Compilation album by Cilla Black
- Released: 14 October 2013
- Recorded: 1963–2003
- Genre: Pop
- Length: 77:21 (CD)
- Label: Parlophone (Warner Music Group)
- Producer: George Martin, David Mackay, Ted Carfrae

Cilla Black chronology
| Completely Cilla (2012) | The Very Best of Cilla Black (2013) | Hit Singles (2015) |

= The Very Best of Cilla Black (2013 album) =

The Very Best of Cilla Black is a career-spanning compilation album by English singer Cilla Black, released in October 2013 by Parlophone / Warner Music Group UK to mark her golden anniversary in show business. The album reached No. 37 in 2013 on the UK Albums Chart, which was Black's first Top 40 hit in thirty years. In September 2014, after the transmission of ITV biopic Cilla starring Sheridan Smith the album re-entered the UK Albums Chart and peaked at No. 26. The album was to make its ultimate peak at No. 1 after Black's death in August 2015, becoming her first number-one album. It also reached No. 1 in New Zealand on 21 August 2015 and stayed there for five consecutive weeks, making it the first album to achieve this since Sol3 Mio's eponymous album in March 2014.

==Overview==
The 2013 release is a two disc set—one CD and one DVD: the CD album includes all 19 of Black's UK Top 40 singles alongside fan favourites and recently commissioned dance remixes of Cilla classics; the bonus region-free PAL DVD contains the 1966 TV special Cilla at the Savoy.

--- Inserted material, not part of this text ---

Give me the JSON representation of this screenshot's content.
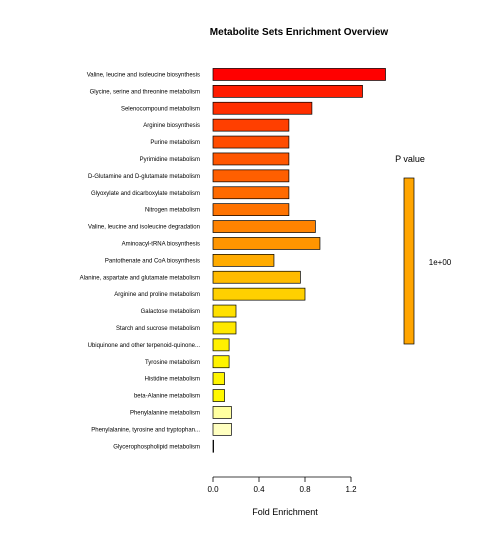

The compilation was repackaged on 20 November 2015 with a special Gold foil 'Cilla' cover featuring an extended 16-page picture booklet and tribute from Cilla's son Robert Willis, who served as the executive producer of the album. A single CD edition was also released in November 2015 by Warner Music Australia.

==Track listing==

===Disc one (CD)===
1. "Love of the Loved" – 2:03
2. "Anyone Who Had a Heart" – 2:49
3. "You're My World" – 2:58
4. "It's for You" – 2:22
5. "You've Lost That Lovin' Feelin'" – 3:09
6. "I've Been Wrong Before" – 2:11
7. "Love's Just a Broken Heart" – 2:29
8. "Alfie" – 2:38
9. "Sing a Rainbow" – 2:45
10. "Don't Answer Me" – 2:47
11. "A Fool Am I" – 2:50
12. "What Good Am I?" – 3:09
13. "I Only Live to Love You" – 2:47
14. "Step Inside Love" – 2:23
15. "Where Is Tomorrow?" – 2:42
16. "Liverpool Lullaby" – 3:16
17. "Surround Yourself with Sorrow" – 2:34
18. "Conversations" – 4:10
19. "If I Thought You'd Ever Change Your Mind" – 2:50
20. "Your Song" – 3:55
21. "Something Tells Me (Something's Gonna Happen Tonight)" – 2:27
22. "I Don't Know How to Love Him" – 4:08
23. "Baby We Can't Go Wrong" – 3:04
24. "When You Walk in the Room" – 2:51
25. "Imagine" (Matt Pop Remix – Radio Edit) – 4:22
26. "Faded Images" (Almighty Remix – Radio Edit) – 3:42

===Disc two (DVD)===
1. Overture: "Let Me Entertain You"
2. "By Myself/Tonight/Let There Be Love" (Medley)
3. Interlude: Peter Gordeno Dances to "Sweet Georgia Brown"
4. "What's a Nice Kid Like You Doing in a Place Like This?"
5. "If I Had a Hammer"
6. "Pick Up a Cane" (with Peter Gordeno)
7. "Yesterday"
8. "Anyone Who Had a Heart"
9. "September in the Rain"
10. "Sing a Rainbow"
11. "Alfie"
12. "You're My World"

==Credits==
Personnel
- Lead vocals by Cilla Black

==Charts==

===Weekly charts===

| Chart (2015) | Peak position |
|---|---|
| Australian Albums (ARIA) | 50 |
| Irish Albums (IRMA) | 25 |
| New Zealand Albums (RMNZ) | 1 |
| UK Albums (OCC) | 1 |

===Year-end charts===

| Chart (2015) | Position |
|---|---|
| New Zealand Albums (RMNZ) | 9 |
| UK Albums (OCC) | 25 |

==Certifications==

| Region | Certification | Certified units/sales |
| New Zealand (RMNZ) | Platinum | 15,000^{^} |
| United Kingdom (BPI) | Platinum | 300,000^{‡} |
^{^} Shipments figures based on certification alone. ^{‡} Sales+streaming figures based on certification alone.